In court testimony, a CRF representative said, “the whole strategy” of the fund was based on President Barack Obama’s election in 2008 and Obama’s desire to work toward ending the decades-long U.S. embargo against Cuba, imposed during the Cold War.
When Obama and then-Cuban President Raul Castro announced a thawing of relations in 2014, Cuban debt temporarily shot up to 30-35 cents on the dollar, after trading at 6-8 cents for decades, a CRF representative testified Wednesday.
But the investment thesis did not work out. Despite numerous diplomatic efforts from the Obama administration, the Cuban government expressed little interest in any U.S. commercial presence or investment on the island.
After Obama’s historic visit to Cuba in 2016 there was a harsh crackdown on political dissent. The embargo did not end, and many of the relaxations announced under Obama were rolled back under President Donald Trump.
What Cuba argues
According to court filings and testimony, CRF sent several letters to the Cuban government and offered Cuba a “debt-for-equity swap” — not uncommon in debt restructurings involving countries with little cash on hand.
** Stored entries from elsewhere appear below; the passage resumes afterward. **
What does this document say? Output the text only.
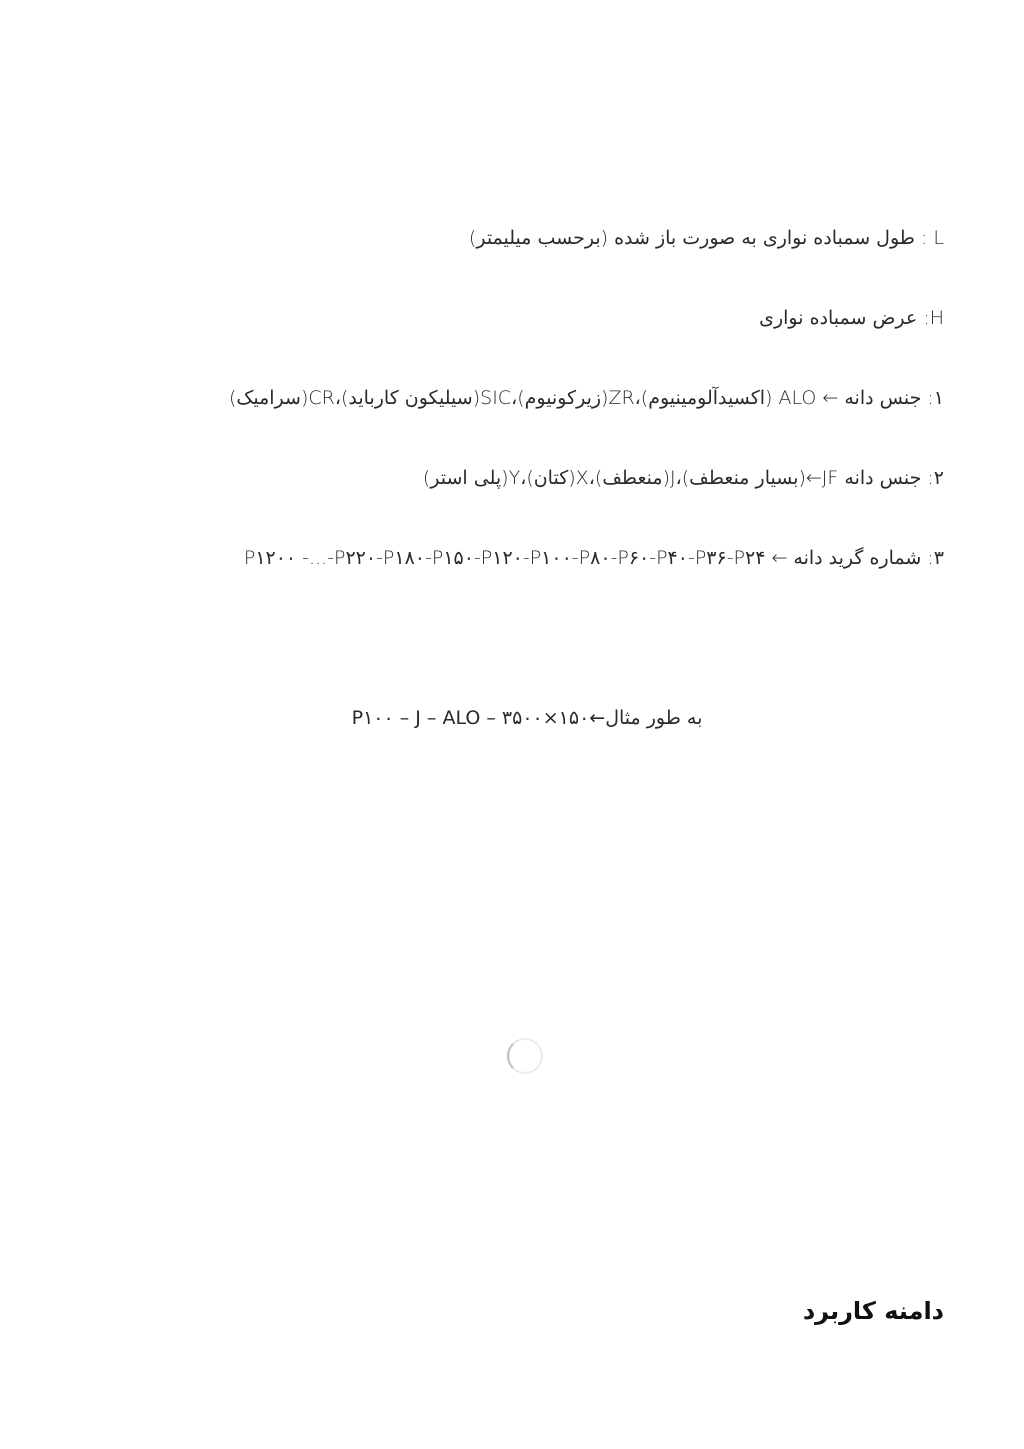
L : طول سمباده نواری به صورت باز شده (برحسب میلیمتر)
H: عرض سمباده نواری
۱: جنس دانه ← ALO (اکسیدآلومینیوم)،ZR(زیرکونیوم)،SIC(سیلیکون کارباید)،CR(سرامیک)
۲: جنس دانه JF←(بسیار منعطف)،J(منعطف)،X(کتان)،Y(پلی استر)
۳: شماره گرید دانه ← P۱۲۰۰ -...-P۲۲۰-P۱۸۰-P۱۵۰-P۱۲۰-P۱۰۰-P۸۰-P۶۰-P۴۰-P۳۶-P۲۴
به طور مثال←۱۵۰×۳۵۰۰ – P۱۰۰ – J – ALO
دامنه کاربرد
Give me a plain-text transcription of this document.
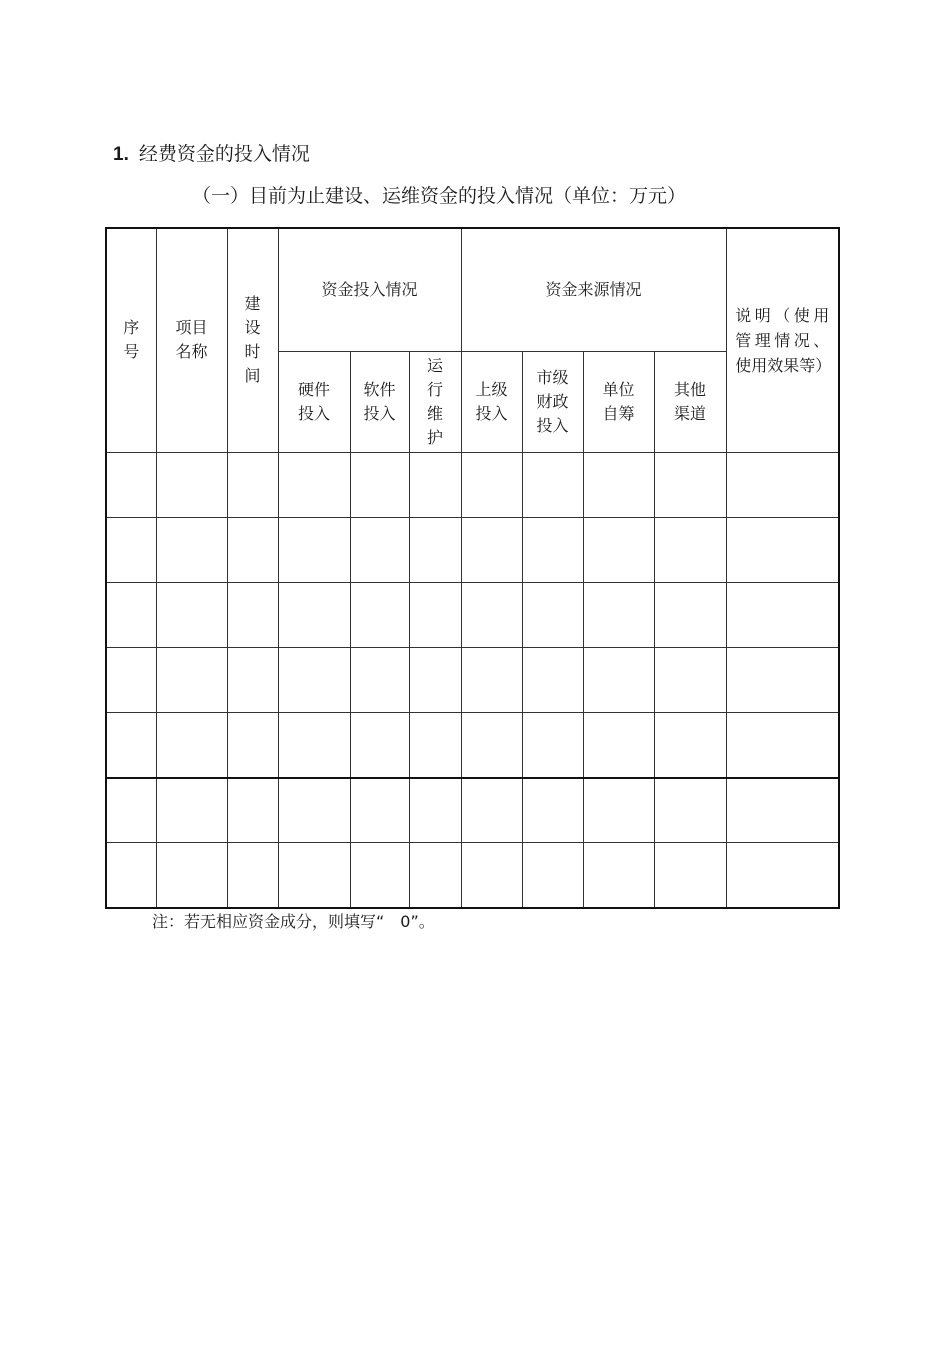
1. 经费资金的投入情况
（一）目前为止建设、运维资金的投入情况（单位：万元）
序号	项目名称	建设时间	资金投入情况			资金来源情况				说明（使用管理情况、使用效果等）
			硬件投入	软件投入	运行维护	上级投入	市级财政投入	单位自筹	其他渠道	

注：若无相应资金成分，则填写“　0”。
In such a deal, the creditor receives a concession to, or ownership of, a government-owned property such as an airport or a port. Creditors then invest in the asset and receive a portion, or all, of the revenues generated by the asset.
Some of the most dramatic and combative testimony came from Raúl Olivera Lozano, a former official from the Banco Nacional de Cuba, now serving a 13-year prison sentence in Cuba. He was convicted for agreeing to accept a bribe of 25,000 pounds in exchange for signing paperwork which allowed the debt in question to be transferred to CRF, which then allowed the fund to sue Cuba.
But Olivera Lozano says he never got paid. “I did that document because I expected economic benefits and the money,” he testified via videolink from Cuba, adding that the CRF representative “did not comply with that, and I found myself having been used by this gentleman,” referring to Jeet Gordhandas, a CFR representative.
CRF has maintained the accusations of bribery are “scurrilous” and were falsified by the Cuban government solely to justify not paying the debt.
While it may be dramatic, the bribery allegation is not a core part of the Cuba defense. Instead, the government’s lawyers have focused on legal interpretations of Cuban statutes, improper paper work and whether CRF could rightfully sue the Cuban government
Even though Cuba’s defaulted debt is nearly 40 years old, there’s a precedent for bondholders waiting even longer. More than 300,000 holders of czarist-era Russian bonds, which the Bolsheviks defaulted on in 1917 after the revolution, received payment in 2000.
Because of the U.S. embargo against Cuba, American investors are prohibited from owning and trading Cuban debt, which frustrates some frontier-market hedge fund managers in the U.S. They argue that holding Cuban debt would better serve U.S. foreign policy interests because it would give Americans a seat at some future negotiating table.
Beyond the European commercial debt, there are still nearly 6,000 American claims outstanding from individuals and companies whose properties were confiscated by the Castro government in the 60s.
John Kavulich, the head of the U.S.-Cuba Trade & Economic Council, is closely following the trial on behalf of American companies with claims still outstanding.
“This has not been an elegant spectacle,” he said. “Companies and financial institutions are watching, and thus far the message they have received from the lawsuit and the trial is to avoid Cuba.”